Where do I stand on the remembrance of my parents? Keep in mind, neither ever told me that they loved me.

My father lost me as a little child, when he began abusing me, physically, verbally, and emotionally. I loved him longer than I should have, though. I had hope that it might stop, but it never did. He hurt me, right up until that last time he told me he’d never speak to me ever again, at age 38.

My mother? She doesn’t exist in my childhood memories. There were no moments of loving hugs or sweetness. My father was larger than life and he was so funny. My mother was a wallflower in the parenting department and never joked around very much. She never taught me how to wear makeup, nor did we ever bond over jovial girly moments, because they did not exist. She complained to me about my father for as far back as I can remember. I asked her for help, a time or 300, as a child, and never received it. She did reward me with abandoning me as an adult though, perfectly choosing our abuser over me. She doesn’t exist in my adult memories either. She is literally nothing to me. She created her nonexistent creation, because she lacks any fortitude.

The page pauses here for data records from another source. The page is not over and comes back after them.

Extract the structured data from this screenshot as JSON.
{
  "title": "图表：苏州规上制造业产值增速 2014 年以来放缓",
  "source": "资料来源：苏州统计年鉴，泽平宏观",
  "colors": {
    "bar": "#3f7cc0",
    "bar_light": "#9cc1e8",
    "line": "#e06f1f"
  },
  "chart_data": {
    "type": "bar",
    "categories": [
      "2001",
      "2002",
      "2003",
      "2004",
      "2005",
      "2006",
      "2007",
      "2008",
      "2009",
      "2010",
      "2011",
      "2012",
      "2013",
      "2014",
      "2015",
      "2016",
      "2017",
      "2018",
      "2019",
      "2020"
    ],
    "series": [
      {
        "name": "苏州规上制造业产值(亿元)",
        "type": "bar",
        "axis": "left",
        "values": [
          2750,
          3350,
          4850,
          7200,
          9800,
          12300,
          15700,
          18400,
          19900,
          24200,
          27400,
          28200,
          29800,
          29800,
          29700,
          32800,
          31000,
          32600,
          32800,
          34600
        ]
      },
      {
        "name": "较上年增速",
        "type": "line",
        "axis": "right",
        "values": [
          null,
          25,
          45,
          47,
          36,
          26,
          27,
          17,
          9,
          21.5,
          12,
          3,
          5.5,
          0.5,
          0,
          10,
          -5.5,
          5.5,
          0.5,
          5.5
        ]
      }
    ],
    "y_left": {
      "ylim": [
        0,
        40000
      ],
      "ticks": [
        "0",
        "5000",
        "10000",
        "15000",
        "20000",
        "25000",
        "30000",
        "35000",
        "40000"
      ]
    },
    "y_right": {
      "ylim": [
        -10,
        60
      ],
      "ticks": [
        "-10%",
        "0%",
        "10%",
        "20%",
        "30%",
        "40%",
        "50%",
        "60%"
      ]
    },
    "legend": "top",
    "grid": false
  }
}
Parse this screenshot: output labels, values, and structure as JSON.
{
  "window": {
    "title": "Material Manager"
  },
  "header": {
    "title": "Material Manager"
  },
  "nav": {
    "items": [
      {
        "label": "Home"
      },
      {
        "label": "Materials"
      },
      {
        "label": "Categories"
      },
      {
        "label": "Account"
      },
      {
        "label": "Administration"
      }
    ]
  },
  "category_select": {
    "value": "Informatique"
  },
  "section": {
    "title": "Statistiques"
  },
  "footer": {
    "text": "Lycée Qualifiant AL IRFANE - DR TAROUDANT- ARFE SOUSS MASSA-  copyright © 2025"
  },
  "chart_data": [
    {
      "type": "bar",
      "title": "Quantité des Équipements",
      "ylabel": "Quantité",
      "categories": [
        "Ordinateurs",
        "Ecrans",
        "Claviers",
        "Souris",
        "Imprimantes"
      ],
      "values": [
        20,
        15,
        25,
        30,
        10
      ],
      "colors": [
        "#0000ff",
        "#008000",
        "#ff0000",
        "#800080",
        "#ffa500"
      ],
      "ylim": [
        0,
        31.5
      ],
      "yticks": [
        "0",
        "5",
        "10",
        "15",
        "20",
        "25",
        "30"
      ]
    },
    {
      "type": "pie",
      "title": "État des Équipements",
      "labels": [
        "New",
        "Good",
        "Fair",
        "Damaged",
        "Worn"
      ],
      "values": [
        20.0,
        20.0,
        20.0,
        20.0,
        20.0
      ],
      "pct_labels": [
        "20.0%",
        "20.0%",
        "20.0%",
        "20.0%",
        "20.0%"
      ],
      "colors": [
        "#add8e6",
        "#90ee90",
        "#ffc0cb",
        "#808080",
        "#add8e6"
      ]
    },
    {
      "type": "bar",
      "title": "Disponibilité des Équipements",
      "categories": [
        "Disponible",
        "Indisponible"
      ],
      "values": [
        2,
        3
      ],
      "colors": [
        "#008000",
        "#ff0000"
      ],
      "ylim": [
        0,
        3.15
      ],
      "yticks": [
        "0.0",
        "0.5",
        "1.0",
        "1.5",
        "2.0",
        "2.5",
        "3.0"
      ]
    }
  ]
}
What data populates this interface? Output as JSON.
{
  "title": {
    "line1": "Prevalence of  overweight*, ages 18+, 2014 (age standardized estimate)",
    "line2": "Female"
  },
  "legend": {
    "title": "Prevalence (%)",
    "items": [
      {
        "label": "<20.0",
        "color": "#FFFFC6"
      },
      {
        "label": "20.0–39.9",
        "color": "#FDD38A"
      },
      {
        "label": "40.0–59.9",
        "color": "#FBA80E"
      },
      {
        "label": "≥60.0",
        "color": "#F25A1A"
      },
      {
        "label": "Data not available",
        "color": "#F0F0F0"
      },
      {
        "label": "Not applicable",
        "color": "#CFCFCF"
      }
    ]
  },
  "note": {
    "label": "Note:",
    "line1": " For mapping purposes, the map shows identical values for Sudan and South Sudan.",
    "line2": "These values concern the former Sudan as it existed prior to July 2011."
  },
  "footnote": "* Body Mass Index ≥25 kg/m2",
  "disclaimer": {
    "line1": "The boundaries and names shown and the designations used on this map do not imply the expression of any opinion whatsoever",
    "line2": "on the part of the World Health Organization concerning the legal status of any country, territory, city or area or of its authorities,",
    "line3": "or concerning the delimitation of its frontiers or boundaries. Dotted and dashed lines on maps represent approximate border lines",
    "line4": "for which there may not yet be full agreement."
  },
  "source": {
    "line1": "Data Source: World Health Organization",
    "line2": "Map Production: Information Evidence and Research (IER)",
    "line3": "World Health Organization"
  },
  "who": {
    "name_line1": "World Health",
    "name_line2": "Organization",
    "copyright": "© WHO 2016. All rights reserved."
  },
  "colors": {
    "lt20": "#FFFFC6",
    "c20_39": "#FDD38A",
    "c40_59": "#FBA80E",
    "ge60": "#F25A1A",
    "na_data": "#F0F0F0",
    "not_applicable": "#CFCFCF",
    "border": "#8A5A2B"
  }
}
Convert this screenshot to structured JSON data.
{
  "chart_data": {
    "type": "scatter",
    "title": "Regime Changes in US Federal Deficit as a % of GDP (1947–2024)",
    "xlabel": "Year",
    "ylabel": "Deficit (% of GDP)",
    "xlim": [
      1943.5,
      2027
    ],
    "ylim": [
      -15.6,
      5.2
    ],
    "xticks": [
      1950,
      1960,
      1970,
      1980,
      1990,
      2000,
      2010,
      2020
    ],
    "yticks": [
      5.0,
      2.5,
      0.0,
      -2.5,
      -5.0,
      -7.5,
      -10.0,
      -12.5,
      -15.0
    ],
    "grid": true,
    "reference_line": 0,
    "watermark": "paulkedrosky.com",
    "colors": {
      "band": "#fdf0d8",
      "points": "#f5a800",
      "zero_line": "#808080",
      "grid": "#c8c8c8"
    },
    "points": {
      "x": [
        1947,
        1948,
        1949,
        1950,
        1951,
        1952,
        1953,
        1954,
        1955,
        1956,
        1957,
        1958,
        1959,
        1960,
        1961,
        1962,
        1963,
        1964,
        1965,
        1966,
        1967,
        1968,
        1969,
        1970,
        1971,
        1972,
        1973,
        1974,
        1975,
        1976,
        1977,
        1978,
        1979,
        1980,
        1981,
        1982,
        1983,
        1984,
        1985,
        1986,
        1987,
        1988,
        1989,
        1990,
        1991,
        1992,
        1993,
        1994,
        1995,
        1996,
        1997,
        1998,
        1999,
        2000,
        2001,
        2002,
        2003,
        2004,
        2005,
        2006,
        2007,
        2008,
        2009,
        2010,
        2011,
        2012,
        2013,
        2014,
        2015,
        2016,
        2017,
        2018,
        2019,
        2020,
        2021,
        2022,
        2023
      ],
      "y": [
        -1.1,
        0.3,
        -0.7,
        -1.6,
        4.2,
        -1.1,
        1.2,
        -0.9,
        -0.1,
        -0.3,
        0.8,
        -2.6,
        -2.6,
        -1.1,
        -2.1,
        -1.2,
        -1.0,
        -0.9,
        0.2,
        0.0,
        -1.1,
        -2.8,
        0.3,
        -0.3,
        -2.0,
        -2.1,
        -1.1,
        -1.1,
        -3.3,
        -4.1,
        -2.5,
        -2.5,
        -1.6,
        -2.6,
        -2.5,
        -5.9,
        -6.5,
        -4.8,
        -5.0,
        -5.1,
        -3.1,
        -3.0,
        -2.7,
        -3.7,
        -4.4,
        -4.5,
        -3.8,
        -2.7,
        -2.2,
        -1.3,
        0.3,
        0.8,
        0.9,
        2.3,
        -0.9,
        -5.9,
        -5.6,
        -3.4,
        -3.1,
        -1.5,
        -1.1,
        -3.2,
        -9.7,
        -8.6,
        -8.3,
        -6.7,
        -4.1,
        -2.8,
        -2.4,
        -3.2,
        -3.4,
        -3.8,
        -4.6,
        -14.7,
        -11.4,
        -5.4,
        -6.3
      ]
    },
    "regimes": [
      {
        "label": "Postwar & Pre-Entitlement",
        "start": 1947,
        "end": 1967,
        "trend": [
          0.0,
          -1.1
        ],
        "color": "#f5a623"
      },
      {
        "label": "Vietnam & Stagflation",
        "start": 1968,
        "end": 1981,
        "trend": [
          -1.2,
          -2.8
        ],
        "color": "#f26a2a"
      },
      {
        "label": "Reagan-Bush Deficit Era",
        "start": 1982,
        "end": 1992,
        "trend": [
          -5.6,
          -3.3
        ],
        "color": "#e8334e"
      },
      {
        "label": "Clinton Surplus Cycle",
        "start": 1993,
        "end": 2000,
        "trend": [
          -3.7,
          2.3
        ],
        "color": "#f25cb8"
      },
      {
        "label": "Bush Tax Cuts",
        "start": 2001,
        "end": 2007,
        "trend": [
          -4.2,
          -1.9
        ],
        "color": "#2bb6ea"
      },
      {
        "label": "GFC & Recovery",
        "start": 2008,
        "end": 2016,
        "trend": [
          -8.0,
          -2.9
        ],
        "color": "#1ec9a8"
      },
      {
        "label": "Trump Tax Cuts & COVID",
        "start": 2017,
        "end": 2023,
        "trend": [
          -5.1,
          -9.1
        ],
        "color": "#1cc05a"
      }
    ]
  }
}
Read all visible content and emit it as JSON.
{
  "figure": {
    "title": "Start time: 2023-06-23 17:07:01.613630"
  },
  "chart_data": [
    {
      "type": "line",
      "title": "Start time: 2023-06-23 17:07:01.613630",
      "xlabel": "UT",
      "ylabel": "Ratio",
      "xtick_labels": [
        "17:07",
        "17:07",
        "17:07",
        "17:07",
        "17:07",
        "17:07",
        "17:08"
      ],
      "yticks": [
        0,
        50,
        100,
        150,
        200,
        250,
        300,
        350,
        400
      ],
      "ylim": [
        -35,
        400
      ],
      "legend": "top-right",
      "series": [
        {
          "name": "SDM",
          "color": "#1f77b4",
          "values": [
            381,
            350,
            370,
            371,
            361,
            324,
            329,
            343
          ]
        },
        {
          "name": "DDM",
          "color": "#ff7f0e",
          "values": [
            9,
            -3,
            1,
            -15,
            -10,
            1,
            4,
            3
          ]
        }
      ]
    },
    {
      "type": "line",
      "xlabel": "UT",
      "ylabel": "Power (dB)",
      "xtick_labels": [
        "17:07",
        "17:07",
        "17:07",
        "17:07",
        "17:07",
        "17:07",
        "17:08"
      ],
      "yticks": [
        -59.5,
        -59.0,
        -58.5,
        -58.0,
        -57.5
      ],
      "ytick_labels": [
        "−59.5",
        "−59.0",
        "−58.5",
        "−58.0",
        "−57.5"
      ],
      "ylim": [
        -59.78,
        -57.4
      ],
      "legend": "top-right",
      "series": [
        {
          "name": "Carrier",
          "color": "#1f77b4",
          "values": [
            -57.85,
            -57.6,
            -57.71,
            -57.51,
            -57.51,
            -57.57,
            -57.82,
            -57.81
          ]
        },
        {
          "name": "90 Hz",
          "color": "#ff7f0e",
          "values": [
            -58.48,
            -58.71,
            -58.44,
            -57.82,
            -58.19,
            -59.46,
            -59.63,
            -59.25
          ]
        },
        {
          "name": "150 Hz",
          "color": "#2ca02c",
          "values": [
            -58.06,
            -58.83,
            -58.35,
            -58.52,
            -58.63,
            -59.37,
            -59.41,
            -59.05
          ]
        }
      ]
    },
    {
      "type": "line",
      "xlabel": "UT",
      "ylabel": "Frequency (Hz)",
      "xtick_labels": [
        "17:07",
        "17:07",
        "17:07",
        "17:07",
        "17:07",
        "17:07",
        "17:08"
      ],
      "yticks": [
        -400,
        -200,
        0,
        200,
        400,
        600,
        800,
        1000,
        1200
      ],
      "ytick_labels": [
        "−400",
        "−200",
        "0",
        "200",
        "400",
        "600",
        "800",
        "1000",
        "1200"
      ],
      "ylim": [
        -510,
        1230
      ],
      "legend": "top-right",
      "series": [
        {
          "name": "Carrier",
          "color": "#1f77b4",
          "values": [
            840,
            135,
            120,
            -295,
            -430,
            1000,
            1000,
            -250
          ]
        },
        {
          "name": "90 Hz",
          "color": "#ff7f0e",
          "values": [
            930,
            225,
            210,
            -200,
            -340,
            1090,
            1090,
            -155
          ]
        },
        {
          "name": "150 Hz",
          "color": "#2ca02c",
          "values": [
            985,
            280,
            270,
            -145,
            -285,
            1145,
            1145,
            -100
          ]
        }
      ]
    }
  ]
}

I had a Dad once. I even had a Dad who adored me. I went fishing with him, bowling, and mushroom hunting. At the young age of 8 I floated with him, in a raft on Sugar Creek, from Thorntown to the tiny town of Philadelphia on US 40. We fished and talked the entire time and he carried me through prickly thorn bushes when we came to a fenced in portion of the creek, in Philadelphia. (I didn’t know that was legal, but I’m sure it’s still fenced, right before the old camel farm on the other side.) He then went back to get all of our things and walked through the thorn bushes again, back and forth until we had all of our stuff.

He once told me that he thought I was an adult in a child’s body, when I was 4 years old. He was amazed by my old soul quality, he said. I didn’t know what that meant at the time, but I liked it since he said it with love. At age 4 he beat up a neighbor who yelled at me. I don’t know anyone else who has a father who has done that for them.

He loved me like I was an equal. I don’t have stories like these my entire life, but those first few years are exactly why I can occasionally look back fondly.

One day he will be gone and I hope whatever tortures him, to be the man he became, floats away, as he floats upward. Somewhere in him is the man who once loved me and I know that he’d be incredibly proud of me for being a person who fights back against being abused, even if it is him that I will forever fight against in my memoirs.